La fiction est affaire de musique. J'ai cru qu'ils enlevaient toute trace de toi est un roman sur l'impossible devenu possible. Et le rythme, le tempo qui a permi à l'horreur d'advenir. Au centre, l'insupportable question posée par le génocide rwandais : comment hommes et femmes ont-ils basculé dans le meurtre collectif de huit cent mille hommes, femmes, enfants ? A  cette question, à laquelle Jean Hatzfeld a répondu par la puissance du livre documentaire, Yoan Smadja répond par la fiction.
Oriane Jeancourt Galignant / TRANSFUGE
Dans ce remarquable premier roman, Yoan Smadja nous parle de résilience, de reconstruction et de la puissance de l'écriture.

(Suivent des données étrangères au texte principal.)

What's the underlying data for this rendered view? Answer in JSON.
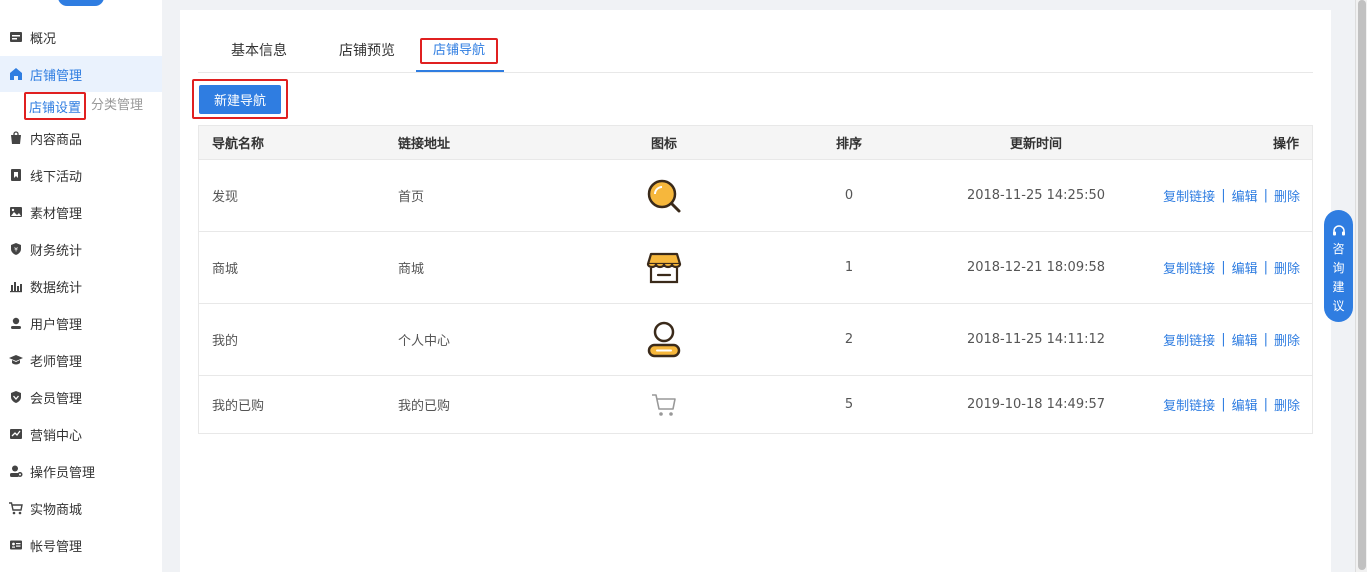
{
  "sidebar": {
    "items": [
      {
        "label": "概况",
        "icon": "overview-icon"
      },
      {
        "label": "店铺管理",
        "icon": "store-icon"
      },
      {
        "label": "内容商品",
        "icon": "content-bag-icon"
      },
      {
        "label": "线下活动",
        "icon": "flag-icon"
      },
      {
        "label": "素材管理",
        "icon": "image-icon"
      },
      {
        "label": "财务统计",
        "icon": "finance-shield-icon"
      },
      {
        "label": "数据统计",
        "icon": "bar-chart-icon"
      },
      {
        "label": "用户管理",
        "icon": "user-icon"
      },
      {
        "label": "老师管理",
        "icon": "graduation-cap-icon"
      },
      {
        "label": "会员管理",
        "icon": "member-badge-icon"
      },
      {
        "label": "营销中心",
        "icon": "trend-chart-icon"
      },
      {
        "label": "操作员管理",
        "icon": "operator-icon"
      },
      {
        "label": "实物商城",
        "icon": "cart-icon"
      },
      {
        "label": "帐号管理",
        "icon": "id-card-icon"
      }
    ],
    "sub_items": [
      {
        "label": "店铺设置"
      },
      {
        "label": "分类管理"
      }
    ]
  },
  "tabs": [
    {
      "label": "基本信息"
    },
    {
      "label": "店铺预览"
    },
    {
      "label": "店铺导航"
    }
  ],
  "actions": {
    "new_nav_label": "新建导航"
  },
  "table": {
    "headers": {
      "name": "导航名称",
      "link": "链接地址",
      "icon": "图标",
      "sort": "排序",
      "time": "更新时间",
      "ops": "操作"
    },
    "rows": [
      {
        "name": "发现",
        "link": "首页",
        "icon": "discover-icon",
        "sort": "0",
        "time": "2018-11-25 14:25:50"
      },
      {
        "name": "商城",
        "link": "商城",
        "icon": "shop-icon",
        "sort": "1",
        "time": "2018-12-21 18:09:58"
      },
      {
        "name": "我的",
        "link": "个人中心",
        "icon": "profile-icon",
        "sort": "2",
        "time": "2018-11-25 14:11:12"
      },
      {
        "name": "我的已购",
        "link": "我的已购",
        "icon": "cart-icon",
        "sort": "5",
        "time": "2019-10-18 14:49:57"
      }
    ],
    "ops": {
      "copy": "复制链接",
      "edit": "编辑",
      "delete": "删除",
      "sep": "|"
    }
  },
  "float_widget": {
    "chars": [
      "咨",
      "询",
      "建",
      "议"
    ],
    "icon": "headset-icon"
  },
  "colors": {
    "primary": "#2f7de1",
    "highlight": "#e02020",
    "icon_orange": "#f6b73c",
    "icon_dark": "#3a2a1a"
  }
}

Ariane Bois / PSYCHOLOGIES MAGAZINE

Ce qu'en pensent nos lecteurs sur Babelio

  • So83 Posté le 2 Septembre 2020
    POIGNANT ! Ce livre me restera longtemps en mémoire... Printemps 2004. Sasha, reporter de guerre française, est envoyée par son journal au Cap, en d'Afrique du Sud, pour couvrir les premières élections post-Apartheid. Elle y retrouve Benjamin, photographe. Mais dès son arrivée, un évènement va les conduire à rejoindre le Rwanda où la situation politique est explosive et les conflits entre Hutus et Tutsis font rage. Ils croisent la route de Daniel, médecin tutsi, à la recherche de sa femme Rose et de son fils Joseph, dont il a perdu la trace au milieu des massacres. Le titre du livre est un extrait d'un carnet retrouvé, qui protège les lettres écrites par Rose et adressées à Daniel. Ces lettres, que l'on découvre au fur et à mesure du récit, nous content l'histoire de Rose et sa famille, employés de l'ambassade de France à Kigali. Mais elles sont aussi de sublimes et magnifiques déclarations d'amour pour son homme. Des lettres d'une incroyable beauté, bouleversantes, qui nous dévoilent toutes les horreurs de cette guerre. Un livre qu'il faut absolument lire pour comprendre ce qui s'est joué au Rwanda et la puissance de l'écriture de Yoan Smadja! Coup de cœur !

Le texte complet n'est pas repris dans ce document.